Klasik memang cerita tentang seorang anak yang ingin bersekolah di
sekolah unggulan Negeri namun terdampar di MAK (Madrasah Aliyah Khusus) atau
serupa pesantren. Itulah yang terjadi pada Simuh, bujang tanggung di Bagan
Siapi-api yang tersasar ke kaki gunung Singgalang dan Pinggang Merapi. Cuaca
yang menusuk kulit di malam hari menjadi teman yang tak dapat ditolak
kehadirannya. Namun, apa yang ia temukan disana ternyata bukan sekumpulan anak
buangan, melainkan kumpulan bibit-bibit unggul yang disatukan dalam satu
asrama, MAK. Petualanganpun dimulai. Bersaing dengan 40 anak dalam 10 kamar
tidur dan 4 kamar mandi menjadi cerita yang sangat sayang untuk dilewatkan.
Bayangkan saja, belajar disana bagaikan berjalan di antara dua sisi jalan
yang berkontur 45%, jika lengah dalam belajar maka peringkat pertama yang
didapat di kampung dapat meluncur drastis ke peringkat 30-40. Kendati berbentuk asrama namun sistem
pengawasan dan penjagaan tak seketat yang diterapkan pesantren. Walaupun aroma
persaingan amat kuat tercium, namun bujang-bujang tanggung ini tak lepas juga
dari godaan-godaan masa labil. Bermula dari keluarnya sang pengurus asrama yang
hanya seorang saja, yang kemudian posisi itu kosong hingga satu setengah tahun
ke depan menjadikan mereka bagai anak-anak broken home versi asrama. Kenakalan-kenakalan kecil seperti
menonton tv, saling mengirim salam dan angek-angek dengan siswi MA,
hingga kenakalan yang lebih fatal menjadi pelajaran serta cerita yang tak
terbayarkan.
Inilah romansa tentang sekumpulan anak-anak yang tinggal di asrama.

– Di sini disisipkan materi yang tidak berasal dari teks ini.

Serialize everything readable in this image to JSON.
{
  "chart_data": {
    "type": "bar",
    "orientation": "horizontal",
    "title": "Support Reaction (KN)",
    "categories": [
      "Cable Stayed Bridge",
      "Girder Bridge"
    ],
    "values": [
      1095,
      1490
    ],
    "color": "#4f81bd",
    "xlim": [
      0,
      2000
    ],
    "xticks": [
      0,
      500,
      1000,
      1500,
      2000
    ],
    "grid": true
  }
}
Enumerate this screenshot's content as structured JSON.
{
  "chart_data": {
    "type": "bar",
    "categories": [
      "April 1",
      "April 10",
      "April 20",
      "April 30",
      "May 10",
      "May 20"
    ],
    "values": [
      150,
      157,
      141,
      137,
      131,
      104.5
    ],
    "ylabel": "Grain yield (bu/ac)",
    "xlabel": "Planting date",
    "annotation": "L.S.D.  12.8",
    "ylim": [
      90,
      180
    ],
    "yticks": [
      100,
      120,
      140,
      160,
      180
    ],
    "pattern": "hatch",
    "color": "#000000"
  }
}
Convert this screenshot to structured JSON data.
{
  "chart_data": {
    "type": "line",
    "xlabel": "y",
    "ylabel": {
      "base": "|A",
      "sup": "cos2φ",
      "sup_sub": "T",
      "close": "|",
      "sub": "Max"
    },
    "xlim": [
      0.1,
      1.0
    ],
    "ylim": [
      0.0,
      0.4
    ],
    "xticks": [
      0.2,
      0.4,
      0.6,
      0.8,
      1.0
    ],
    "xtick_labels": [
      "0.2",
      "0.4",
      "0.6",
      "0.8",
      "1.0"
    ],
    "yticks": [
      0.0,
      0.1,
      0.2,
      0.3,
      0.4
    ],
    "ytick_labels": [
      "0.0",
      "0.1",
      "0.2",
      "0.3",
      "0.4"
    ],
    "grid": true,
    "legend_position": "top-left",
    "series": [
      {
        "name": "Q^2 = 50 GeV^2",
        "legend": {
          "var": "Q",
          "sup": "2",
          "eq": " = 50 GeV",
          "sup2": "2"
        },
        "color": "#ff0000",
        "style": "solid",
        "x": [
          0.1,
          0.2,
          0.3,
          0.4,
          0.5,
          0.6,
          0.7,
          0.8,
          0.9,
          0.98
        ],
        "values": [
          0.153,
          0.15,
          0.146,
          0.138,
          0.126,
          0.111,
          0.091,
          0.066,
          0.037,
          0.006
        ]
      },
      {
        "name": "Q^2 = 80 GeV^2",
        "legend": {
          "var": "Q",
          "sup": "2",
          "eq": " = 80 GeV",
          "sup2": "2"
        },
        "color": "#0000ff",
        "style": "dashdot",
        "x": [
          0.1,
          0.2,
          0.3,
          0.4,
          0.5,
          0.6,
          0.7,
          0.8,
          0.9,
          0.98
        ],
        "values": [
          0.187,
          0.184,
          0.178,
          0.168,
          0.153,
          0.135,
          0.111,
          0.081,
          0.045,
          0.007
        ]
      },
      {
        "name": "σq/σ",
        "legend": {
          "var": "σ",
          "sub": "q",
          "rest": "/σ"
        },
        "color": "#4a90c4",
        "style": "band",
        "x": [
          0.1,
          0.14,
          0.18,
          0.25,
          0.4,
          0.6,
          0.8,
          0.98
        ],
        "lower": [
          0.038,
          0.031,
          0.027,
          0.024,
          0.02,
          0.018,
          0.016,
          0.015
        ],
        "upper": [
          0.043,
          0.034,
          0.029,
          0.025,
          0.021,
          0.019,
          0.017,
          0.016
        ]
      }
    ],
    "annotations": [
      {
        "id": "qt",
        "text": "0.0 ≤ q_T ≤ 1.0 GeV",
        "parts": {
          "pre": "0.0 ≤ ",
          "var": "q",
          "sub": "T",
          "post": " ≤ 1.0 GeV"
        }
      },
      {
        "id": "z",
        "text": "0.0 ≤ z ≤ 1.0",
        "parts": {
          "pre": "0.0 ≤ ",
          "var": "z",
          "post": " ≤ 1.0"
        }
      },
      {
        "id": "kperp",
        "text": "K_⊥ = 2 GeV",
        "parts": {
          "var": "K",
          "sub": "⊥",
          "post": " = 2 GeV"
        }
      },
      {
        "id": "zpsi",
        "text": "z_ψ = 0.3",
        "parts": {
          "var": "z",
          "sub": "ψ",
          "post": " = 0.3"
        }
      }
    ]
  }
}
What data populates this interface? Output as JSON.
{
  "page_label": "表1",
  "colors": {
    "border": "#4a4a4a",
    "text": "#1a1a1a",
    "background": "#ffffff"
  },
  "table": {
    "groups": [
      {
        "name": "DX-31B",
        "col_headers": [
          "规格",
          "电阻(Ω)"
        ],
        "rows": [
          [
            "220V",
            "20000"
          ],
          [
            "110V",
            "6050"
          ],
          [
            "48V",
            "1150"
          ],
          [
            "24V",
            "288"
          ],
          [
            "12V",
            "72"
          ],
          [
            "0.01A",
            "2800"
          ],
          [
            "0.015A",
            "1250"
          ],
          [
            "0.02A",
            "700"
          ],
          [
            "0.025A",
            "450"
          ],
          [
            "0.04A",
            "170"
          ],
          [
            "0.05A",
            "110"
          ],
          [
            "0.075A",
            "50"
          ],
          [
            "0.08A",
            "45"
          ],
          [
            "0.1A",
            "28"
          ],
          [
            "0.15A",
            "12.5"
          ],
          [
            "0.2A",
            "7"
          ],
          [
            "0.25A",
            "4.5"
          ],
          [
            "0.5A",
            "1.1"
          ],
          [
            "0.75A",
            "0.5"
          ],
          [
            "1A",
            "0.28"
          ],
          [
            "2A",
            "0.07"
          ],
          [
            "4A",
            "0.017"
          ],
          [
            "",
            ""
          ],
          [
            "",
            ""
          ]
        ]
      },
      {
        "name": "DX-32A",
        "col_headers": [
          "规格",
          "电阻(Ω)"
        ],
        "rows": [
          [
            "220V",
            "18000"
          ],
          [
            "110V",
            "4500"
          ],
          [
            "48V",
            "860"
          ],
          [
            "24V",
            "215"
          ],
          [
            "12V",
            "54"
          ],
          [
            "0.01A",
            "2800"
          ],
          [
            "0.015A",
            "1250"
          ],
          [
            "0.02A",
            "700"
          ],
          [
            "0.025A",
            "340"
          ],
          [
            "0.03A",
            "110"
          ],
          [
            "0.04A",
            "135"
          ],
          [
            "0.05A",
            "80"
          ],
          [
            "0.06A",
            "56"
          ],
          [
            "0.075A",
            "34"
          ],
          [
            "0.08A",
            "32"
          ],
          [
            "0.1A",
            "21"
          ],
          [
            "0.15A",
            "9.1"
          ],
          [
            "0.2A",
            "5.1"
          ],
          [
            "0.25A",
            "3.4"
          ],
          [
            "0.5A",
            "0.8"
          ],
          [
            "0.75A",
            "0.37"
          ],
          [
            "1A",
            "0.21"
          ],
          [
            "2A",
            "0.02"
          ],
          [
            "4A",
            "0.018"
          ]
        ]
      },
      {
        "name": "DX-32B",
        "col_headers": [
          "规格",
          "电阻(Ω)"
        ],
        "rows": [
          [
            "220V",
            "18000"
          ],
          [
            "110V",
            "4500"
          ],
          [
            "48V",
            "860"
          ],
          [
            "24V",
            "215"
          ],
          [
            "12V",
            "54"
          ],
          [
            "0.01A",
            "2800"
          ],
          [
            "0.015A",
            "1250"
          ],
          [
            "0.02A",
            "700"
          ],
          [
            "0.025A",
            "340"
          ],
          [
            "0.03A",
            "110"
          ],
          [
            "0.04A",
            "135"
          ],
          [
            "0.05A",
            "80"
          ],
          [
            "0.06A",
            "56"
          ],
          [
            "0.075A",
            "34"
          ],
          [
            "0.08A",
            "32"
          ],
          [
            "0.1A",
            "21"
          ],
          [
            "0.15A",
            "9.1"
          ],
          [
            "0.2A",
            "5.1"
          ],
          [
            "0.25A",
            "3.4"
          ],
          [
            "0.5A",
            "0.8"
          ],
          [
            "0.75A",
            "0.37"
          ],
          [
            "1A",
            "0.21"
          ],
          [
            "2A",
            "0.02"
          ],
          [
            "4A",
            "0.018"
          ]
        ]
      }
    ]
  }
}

Pelajaran tak termaktub menjadi polesan lain warna kehidupan. Pelajaran tentang
berbagi, kebersamaan, kemandirian, tanggung jawab pemuda, keegoisan, kerja
keras, dan persaingan tentunya menjadi pelajaran yang hanya dapat dikecap dalam
interaksi social bersama kawan-kawan seperjuangan. Seringkali muncul pandangan
absurd dalam diri mereka sendiri ketika mereka dilabeli sebagai anak-anak
langit, yang digaung-gaungkan menjadi ulama dan pemimpin masa depan namun
kerapkali mengedepankan ego. Nilai yang nisbi, memotivasi sekaligus menjadi
beban amat berat. Mungkin inilah proses
dalam menjadi dewasa dan pemimpin.
Terdapat tiga macam pembelajar disana, pembelajar pertama adalah mereka
yang istiqomah belajar tanpa terbawa arus yang sedang terjadi, tipe kedua
adalah mereka yang mudah digonjang-ganjing dalam arus kebaikan atau keburukan,
tipe terakhir adalah kumpulan akan-anak yang memang cenderung mencari-cari
celah untuk berbuat nakal. Selain tipe pembelajar, ada pula tipe orang-orang yang
hebat dalam berbagai bidang, antara lain: pemimpin sekaligus provokator handal,
orator berpengaruh, olahragawan yang
menawan, inspirator berpembawaan tenang, pendebat-pendebat ulung, ketua DKM
yang hobi tidur-belajar di belakang mimbar. Bermacam-macam pula cara belajar
yang dipraktekkan oleh siswa-siswa disana, mind map, sketsa pelajaran,
bersembunyi di belakang mimbar, pura-pura tidur namun diam-diam belajar, di
dalam kelas dengan penerangan sebatang lilin, kalkulasi dengan angka, dan
banyak lagi cara belajar unik lainnya.
Dua hal yang menjadi ruh dalam kehidupan merantau disana adalah “Syubbanul
yaum rijalul ghod” dan jadilah pembelajar macam ikan. Meski air laut berasa
asin namun ikan tidak latah menjadi asin. Meski apapun arus yang tengah
menerjang jangan sampai terbawa arus yang buruk.
Selanjutnya, silahkan baca buku ini. Lukisan tentang dinginnya hawa
Singgalang, Ibu guru hebat yang lagi-lagi aku lupa namanya, kepala sekolah yang
paradoks, perploncoan yang mendebarkan penuh kesan, dan edelweis di puncak gunung.